A router has multiple interfaces and receives data packets through them. It evaluates the network addresses of the incoming packets and decides which interface to forward the packet to. It uses its local routing table for decision-making. This can be statically configured or calculated via dynamic routing protocols such as OSPF or BGP.
Routers are optimised to suit a particular purpose, depending on their application. So-called backbone routers are high-performance routers of the carrier class, which route and forward packets with rapid speeds of several gigabits per second. They are housed in data centres, and may be as large as several 19-inch cabinets.
For interfacing with networks of other providers, Internet service providers may use border routers or edge routers, which mainly use the routing protocol BGP. This routing protocol allows for the optimum the exchange of routes. Most of these routers also support the prioritisation of traffic via Quality of Service.
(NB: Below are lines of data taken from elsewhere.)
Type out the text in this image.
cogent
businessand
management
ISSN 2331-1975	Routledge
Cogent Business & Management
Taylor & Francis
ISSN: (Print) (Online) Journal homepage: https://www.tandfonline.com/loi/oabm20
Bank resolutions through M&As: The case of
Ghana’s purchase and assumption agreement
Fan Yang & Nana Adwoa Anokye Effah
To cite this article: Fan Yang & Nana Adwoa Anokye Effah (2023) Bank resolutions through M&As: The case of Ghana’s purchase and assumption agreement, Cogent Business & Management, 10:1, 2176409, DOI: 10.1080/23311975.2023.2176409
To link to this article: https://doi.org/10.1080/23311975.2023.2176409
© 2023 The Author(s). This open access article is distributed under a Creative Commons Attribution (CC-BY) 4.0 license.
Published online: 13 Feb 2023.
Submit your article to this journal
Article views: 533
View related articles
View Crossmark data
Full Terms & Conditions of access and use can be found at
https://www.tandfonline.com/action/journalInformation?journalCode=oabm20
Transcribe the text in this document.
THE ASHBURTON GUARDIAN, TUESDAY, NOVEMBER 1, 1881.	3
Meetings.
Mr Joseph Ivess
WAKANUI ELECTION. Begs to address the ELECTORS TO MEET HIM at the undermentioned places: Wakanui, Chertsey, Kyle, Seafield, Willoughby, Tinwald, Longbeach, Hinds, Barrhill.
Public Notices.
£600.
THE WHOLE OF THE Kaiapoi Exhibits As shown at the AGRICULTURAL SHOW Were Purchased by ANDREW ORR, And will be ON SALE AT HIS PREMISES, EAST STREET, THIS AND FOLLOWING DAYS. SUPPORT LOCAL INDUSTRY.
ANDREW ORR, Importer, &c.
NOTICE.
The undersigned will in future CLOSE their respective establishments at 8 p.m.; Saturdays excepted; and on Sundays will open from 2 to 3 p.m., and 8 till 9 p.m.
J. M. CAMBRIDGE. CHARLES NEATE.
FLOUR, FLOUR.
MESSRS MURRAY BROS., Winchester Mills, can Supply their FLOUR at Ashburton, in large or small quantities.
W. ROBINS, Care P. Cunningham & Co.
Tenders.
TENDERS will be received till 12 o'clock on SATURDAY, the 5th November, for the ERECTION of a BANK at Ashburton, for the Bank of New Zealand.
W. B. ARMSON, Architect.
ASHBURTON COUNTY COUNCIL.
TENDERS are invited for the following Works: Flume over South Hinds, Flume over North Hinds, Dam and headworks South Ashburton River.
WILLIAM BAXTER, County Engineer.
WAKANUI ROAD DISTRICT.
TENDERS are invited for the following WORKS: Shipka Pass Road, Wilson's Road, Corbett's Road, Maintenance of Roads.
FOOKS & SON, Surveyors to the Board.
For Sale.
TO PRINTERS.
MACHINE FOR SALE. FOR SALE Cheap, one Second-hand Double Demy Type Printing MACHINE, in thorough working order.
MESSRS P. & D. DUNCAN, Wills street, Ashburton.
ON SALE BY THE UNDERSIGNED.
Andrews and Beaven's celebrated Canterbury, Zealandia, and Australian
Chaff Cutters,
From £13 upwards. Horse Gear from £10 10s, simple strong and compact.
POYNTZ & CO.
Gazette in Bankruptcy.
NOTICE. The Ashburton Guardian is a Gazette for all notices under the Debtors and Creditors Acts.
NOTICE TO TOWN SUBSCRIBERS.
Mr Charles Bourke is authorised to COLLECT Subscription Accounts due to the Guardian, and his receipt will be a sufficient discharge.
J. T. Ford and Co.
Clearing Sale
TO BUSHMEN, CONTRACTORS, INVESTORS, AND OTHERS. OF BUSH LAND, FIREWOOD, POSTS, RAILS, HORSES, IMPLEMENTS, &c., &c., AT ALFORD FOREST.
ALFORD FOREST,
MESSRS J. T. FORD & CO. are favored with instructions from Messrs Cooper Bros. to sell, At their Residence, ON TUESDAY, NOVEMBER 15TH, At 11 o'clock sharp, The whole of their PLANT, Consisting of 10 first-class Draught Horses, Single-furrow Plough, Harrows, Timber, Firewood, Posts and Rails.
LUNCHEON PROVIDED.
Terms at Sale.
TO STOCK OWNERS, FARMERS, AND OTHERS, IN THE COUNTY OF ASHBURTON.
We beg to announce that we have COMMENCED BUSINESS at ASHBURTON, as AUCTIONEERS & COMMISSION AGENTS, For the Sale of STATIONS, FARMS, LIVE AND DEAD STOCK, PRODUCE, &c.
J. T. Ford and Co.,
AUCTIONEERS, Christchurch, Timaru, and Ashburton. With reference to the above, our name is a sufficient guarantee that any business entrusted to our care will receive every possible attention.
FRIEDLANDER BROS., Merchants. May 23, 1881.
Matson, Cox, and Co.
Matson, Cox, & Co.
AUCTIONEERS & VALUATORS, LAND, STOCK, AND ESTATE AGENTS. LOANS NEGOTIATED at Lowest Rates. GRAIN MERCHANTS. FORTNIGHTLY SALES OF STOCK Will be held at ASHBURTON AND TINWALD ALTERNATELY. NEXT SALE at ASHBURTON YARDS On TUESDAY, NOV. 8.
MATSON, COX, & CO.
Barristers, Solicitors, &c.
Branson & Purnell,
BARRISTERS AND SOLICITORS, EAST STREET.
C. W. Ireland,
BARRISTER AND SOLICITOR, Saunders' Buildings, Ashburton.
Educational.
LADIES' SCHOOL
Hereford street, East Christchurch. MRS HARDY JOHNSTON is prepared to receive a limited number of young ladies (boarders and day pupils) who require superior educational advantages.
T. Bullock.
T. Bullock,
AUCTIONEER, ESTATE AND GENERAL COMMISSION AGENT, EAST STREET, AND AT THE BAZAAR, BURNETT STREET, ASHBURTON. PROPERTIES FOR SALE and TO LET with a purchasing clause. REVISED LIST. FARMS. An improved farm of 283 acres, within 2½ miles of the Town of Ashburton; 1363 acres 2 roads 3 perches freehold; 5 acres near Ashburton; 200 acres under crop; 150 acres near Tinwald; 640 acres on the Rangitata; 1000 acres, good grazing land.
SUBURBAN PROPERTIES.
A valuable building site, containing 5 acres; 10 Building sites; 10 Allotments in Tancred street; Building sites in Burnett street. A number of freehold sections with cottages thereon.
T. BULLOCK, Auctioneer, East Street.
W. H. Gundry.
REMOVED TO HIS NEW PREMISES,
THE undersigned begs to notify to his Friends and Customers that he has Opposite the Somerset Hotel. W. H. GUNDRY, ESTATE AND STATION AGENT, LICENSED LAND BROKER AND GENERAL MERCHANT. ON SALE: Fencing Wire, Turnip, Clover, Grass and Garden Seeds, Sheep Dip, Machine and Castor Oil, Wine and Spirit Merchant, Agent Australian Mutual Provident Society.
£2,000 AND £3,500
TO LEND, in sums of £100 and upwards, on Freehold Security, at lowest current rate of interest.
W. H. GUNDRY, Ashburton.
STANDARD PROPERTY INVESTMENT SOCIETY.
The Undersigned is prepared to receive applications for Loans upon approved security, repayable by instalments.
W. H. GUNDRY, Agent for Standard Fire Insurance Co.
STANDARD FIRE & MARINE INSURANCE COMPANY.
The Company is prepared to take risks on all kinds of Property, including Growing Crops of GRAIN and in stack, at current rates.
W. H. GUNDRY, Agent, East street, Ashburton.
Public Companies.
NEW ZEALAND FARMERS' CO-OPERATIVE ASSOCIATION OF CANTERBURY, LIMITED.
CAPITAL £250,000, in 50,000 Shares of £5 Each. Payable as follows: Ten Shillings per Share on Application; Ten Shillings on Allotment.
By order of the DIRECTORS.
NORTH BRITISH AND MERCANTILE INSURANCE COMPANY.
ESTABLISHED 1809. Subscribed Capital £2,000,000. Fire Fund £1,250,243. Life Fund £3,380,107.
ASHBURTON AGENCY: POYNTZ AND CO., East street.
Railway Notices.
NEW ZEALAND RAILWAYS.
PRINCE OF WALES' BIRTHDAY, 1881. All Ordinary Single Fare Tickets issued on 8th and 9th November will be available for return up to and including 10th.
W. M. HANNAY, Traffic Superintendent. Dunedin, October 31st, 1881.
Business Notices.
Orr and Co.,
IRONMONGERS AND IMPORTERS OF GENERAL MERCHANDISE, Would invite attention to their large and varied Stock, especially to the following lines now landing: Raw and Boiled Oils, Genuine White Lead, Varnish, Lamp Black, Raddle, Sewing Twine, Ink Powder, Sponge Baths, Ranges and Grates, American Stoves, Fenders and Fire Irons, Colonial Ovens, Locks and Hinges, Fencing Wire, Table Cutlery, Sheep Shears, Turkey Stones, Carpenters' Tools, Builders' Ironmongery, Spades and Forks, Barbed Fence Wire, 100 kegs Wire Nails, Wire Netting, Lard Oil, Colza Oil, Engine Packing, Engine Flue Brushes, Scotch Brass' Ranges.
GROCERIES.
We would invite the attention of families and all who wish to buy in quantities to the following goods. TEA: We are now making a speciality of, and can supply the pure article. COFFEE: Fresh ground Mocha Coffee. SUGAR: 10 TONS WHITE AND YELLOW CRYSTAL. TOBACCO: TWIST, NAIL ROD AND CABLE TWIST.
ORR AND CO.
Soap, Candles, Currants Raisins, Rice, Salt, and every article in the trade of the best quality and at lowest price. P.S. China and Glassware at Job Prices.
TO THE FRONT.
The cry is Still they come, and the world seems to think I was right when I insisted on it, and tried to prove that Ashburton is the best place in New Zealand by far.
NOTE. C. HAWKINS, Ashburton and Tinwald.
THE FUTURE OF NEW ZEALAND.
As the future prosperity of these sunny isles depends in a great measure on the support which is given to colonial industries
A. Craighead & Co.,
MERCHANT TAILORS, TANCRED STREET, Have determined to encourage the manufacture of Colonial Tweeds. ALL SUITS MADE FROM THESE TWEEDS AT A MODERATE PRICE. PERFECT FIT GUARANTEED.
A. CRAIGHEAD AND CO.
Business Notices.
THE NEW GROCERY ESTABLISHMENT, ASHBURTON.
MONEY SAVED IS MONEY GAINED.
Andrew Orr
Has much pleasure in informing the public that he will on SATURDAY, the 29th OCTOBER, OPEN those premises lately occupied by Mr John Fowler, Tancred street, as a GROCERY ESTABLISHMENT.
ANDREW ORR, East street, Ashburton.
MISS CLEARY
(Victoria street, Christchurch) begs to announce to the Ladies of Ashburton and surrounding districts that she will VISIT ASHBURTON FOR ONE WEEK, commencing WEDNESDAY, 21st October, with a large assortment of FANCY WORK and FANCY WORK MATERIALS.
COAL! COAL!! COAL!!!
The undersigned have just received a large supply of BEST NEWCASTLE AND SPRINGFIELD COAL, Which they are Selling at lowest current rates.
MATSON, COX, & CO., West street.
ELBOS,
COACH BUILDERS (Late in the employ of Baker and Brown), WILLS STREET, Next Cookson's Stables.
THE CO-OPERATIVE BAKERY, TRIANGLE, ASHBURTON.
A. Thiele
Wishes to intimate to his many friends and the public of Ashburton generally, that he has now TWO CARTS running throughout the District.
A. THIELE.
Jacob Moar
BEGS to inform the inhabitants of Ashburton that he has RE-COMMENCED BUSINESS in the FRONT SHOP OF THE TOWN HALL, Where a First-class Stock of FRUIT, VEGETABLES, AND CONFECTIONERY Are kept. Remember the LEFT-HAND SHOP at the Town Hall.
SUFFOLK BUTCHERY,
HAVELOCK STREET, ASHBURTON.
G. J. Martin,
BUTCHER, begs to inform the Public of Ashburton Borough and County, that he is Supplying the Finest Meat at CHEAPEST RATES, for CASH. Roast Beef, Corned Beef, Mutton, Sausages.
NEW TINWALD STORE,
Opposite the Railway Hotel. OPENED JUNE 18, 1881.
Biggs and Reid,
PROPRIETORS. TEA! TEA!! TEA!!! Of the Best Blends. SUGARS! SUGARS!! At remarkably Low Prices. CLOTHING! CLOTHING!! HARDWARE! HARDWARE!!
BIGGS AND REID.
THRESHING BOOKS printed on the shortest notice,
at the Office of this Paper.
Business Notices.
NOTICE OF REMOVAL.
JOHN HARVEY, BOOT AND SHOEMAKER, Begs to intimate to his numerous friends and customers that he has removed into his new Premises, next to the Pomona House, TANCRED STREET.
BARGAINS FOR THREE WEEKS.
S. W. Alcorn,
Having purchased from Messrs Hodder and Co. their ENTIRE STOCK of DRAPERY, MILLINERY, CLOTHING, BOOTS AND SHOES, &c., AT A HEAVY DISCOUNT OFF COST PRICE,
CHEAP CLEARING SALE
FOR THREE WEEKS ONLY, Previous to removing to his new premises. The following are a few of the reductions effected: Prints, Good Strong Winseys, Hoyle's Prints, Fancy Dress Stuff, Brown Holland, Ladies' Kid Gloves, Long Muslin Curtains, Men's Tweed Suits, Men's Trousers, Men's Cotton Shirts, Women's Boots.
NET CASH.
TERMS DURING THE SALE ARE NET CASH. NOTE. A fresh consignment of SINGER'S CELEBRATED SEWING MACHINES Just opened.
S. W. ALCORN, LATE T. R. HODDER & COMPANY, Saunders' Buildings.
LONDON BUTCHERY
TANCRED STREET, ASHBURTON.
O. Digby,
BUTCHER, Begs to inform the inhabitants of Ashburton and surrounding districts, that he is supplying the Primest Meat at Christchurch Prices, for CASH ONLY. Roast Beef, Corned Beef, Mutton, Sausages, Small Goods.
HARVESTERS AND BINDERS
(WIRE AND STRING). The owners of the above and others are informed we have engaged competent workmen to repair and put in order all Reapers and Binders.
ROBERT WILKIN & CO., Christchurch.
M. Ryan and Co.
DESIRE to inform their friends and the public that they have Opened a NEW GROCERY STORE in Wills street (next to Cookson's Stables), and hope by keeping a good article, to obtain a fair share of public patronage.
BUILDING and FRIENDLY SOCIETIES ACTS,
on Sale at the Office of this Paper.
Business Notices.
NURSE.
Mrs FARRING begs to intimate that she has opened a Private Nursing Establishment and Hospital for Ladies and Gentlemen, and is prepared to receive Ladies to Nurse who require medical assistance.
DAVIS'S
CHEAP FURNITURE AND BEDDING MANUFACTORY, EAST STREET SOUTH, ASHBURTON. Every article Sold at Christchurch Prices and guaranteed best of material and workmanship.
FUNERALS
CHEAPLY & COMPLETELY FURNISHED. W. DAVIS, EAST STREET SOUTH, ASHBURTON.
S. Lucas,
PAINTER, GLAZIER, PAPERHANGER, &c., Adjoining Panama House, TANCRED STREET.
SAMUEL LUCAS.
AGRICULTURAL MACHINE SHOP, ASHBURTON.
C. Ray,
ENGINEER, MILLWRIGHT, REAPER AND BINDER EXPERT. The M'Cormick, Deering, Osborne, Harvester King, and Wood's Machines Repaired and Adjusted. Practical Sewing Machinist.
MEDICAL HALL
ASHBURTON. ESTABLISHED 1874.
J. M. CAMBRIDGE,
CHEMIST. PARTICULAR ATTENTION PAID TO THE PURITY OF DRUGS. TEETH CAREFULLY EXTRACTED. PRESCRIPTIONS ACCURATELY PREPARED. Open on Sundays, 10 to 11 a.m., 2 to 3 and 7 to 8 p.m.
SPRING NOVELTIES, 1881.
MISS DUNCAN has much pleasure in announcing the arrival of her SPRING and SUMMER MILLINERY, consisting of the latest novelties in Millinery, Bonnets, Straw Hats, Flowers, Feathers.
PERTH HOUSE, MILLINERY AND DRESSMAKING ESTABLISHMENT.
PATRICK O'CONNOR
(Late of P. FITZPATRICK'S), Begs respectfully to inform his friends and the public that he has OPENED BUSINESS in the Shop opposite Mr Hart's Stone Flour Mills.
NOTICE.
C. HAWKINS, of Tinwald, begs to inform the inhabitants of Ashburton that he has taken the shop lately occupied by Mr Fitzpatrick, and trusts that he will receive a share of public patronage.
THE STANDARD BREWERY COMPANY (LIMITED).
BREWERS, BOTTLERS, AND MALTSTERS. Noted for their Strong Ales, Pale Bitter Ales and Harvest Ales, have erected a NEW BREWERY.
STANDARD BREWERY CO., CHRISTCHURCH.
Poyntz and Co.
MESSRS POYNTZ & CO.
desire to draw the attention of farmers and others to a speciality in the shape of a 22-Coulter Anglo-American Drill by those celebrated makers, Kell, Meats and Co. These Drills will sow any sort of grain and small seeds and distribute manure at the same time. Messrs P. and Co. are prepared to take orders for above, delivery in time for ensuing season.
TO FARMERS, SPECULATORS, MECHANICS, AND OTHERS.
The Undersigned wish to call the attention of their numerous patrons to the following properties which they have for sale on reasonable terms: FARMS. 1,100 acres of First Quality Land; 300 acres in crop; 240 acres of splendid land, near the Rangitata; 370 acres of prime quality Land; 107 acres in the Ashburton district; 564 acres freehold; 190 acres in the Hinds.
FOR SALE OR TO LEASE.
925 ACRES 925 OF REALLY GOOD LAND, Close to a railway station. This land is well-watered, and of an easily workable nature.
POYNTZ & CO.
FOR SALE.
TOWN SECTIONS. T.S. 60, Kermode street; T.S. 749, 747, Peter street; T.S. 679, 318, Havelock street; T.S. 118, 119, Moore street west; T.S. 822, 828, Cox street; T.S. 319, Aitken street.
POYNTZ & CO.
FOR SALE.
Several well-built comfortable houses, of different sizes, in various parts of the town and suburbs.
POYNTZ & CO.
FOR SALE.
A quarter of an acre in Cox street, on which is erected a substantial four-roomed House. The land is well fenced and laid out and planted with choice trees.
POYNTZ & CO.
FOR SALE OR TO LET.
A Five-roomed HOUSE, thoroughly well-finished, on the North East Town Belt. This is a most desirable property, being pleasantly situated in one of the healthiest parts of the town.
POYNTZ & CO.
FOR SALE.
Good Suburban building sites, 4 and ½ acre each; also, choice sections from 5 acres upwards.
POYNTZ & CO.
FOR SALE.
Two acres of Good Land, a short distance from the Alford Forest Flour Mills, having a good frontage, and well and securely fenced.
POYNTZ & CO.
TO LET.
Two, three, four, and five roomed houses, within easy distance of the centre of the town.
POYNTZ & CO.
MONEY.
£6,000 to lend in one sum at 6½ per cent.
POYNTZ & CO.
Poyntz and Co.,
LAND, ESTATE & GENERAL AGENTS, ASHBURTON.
For connecting to the Internet, access routers are used, which allow devices in a local area network to access Internet via DSL, cable, wireless or ISDN.
Many Internet routers have additional functions for telephony. They often have full telephone systems integrated within the devices. Analogue or digital telephones may be connected to them, as well as cordless DECT phones or Voice-over-IP phones, depending on the type. While a normal Internet connection provides sufficient access for VoIP telephony, routers with telephone systems for standard telephony need interfaces for access to the analogue or digital (ISDN) telephone network.